When we look at the long history of translation, we can see that there are two major categories that involve the question of re-translation: The first relates to what I have outlined above, where essentially good, serviceable translations are replaced by newer versions. This is the case of writers like Homer and Cervantes but also of sacred texts like the Bible and the Qur’an, the translations of which are as much a matter of politics and marketing as they are religion.
The second category, and the one that is easier to deal with, or decide about, is the one where an earlier translation has left out (sometimes intentionally, sometimes not) information present in the original text. This was the case with A Brazilian Tenement (1926, translated by Harry W. Brown), the first English version of the 1890 Brazilian novel O Cortiço, in which the sexual references so crucial to the original’s main thematic line were bowdlerized out, either by the translator, the editor, or the publisher. Only in David H. Rosenthal’s 2000 re-translation (re-titled as The Slum) were they put back in. But it is also the case of the Colombian classic María (1867), in which all references to Jews and Judaism were carefully excised from the original English version of the novel, which appeared in 1890 (translated by Rollo Ogden). My son, Ezra Fitz, is currently doing a new translation of this seminal and deeply influential text that restores it to its original form. In the case of the Robert Scott-Buccleuch translation of Machado de Assis’ Dom Casmurro, whole chapters are eliminated while others are cut up and spliced together. Not rare, these are cases where, effectively speaking, there are clear-cut errors that can, and should, be corrected in re-translation. On the other hand, there is the position held by Borges and a few others that a translator is always free to “fix up” or “improve” an existing text. As Ezra Fitz shows, we can see this attitude in action in Borges’ masterful if inventive Spanish translation of Faulkner’s The Wild Palms.

But these cases are clearly different from the issues involved in our first category, in which the argument for undertaking a new translation of the Iliad, the Odyssey, the Quixote, or the Qur’an is more a matter of reading and writing strategies than is the one for undertaking a new O Cortiço or a new María.

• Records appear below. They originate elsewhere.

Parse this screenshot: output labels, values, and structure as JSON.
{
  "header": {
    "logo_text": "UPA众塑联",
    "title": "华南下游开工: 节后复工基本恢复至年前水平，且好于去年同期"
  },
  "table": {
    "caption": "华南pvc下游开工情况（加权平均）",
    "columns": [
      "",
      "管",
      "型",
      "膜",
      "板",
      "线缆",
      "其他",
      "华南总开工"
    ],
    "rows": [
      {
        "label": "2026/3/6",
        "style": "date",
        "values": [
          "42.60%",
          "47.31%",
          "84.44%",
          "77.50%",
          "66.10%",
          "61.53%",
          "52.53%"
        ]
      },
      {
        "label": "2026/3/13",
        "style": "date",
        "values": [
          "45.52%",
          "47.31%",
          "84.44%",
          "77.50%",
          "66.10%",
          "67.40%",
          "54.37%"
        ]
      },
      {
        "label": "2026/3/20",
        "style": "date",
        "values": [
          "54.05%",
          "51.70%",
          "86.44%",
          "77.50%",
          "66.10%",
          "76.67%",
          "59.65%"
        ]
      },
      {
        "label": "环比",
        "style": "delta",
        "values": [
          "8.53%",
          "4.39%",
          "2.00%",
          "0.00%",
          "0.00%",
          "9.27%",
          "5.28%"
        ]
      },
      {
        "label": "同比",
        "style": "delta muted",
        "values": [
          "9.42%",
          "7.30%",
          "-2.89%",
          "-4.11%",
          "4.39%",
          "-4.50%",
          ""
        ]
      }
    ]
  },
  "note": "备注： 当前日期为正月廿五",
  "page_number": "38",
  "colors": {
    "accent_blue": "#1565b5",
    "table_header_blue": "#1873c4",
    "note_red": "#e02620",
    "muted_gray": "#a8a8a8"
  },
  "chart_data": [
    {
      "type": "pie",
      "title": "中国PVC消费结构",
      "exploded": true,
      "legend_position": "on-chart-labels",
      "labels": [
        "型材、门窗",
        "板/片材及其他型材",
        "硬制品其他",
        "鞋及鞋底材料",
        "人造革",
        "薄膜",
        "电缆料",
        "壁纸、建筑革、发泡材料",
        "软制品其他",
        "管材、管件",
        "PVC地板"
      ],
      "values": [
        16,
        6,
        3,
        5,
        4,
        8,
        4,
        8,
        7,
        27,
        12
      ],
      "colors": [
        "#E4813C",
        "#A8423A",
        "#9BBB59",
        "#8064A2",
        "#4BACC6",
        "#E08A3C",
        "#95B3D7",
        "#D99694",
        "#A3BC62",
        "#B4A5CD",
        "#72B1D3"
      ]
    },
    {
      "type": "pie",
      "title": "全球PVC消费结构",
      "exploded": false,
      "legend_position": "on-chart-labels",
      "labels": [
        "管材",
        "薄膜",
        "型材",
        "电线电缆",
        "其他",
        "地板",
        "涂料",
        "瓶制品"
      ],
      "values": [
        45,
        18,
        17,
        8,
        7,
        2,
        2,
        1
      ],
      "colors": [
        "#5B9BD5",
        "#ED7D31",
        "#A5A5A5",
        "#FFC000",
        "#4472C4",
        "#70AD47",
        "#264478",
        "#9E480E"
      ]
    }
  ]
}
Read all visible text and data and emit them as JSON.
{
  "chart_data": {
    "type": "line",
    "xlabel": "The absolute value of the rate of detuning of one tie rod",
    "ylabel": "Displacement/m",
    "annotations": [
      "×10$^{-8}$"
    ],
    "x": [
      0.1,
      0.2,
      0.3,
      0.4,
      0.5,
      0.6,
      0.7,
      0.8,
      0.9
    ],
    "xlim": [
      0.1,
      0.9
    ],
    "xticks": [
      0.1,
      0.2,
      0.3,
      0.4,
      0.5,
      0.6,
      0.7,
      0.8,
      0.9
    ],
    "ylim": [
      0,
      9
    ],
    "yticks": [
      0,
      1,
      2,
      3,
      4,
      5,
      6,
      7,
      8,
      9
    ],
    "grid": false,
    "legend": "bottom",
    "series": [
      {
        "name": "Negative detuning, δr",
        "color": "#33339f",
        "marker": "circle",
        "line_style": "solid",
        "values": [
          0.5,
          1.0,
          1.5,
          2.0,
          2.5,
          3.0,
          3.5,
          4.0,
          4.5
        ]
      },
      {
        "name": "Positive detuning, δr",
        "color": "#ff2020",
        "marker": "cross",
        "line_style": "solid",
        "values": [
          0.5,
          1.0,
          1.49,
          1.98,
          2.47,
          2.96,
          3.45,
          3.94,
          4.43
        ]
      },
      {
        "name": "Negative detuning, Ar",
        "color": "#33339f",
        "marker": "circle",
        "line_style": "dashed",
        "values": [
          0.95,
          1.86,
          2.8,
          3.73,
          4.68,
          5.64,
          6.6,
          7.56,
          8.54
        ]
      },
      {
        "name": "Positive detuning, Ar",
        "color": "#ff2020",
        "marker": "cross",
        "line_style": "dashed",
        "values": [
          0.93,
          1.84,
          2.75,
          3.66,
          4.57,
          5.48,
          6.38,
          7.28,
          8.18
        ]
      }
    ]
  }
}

Riven with all manner of complications and tensions, the question of re-translation ranks among the most fraught of our literary questions. It is time-, culture-, and language-bound in ways that do not affect the original text, which, in contrast to existing translations, lives on forever just as it is. The original does not need to change; translations of it do. The reality of re-translation is therefore inescapable, and so it behooves us to understand it better and to treat it with the care it deserves.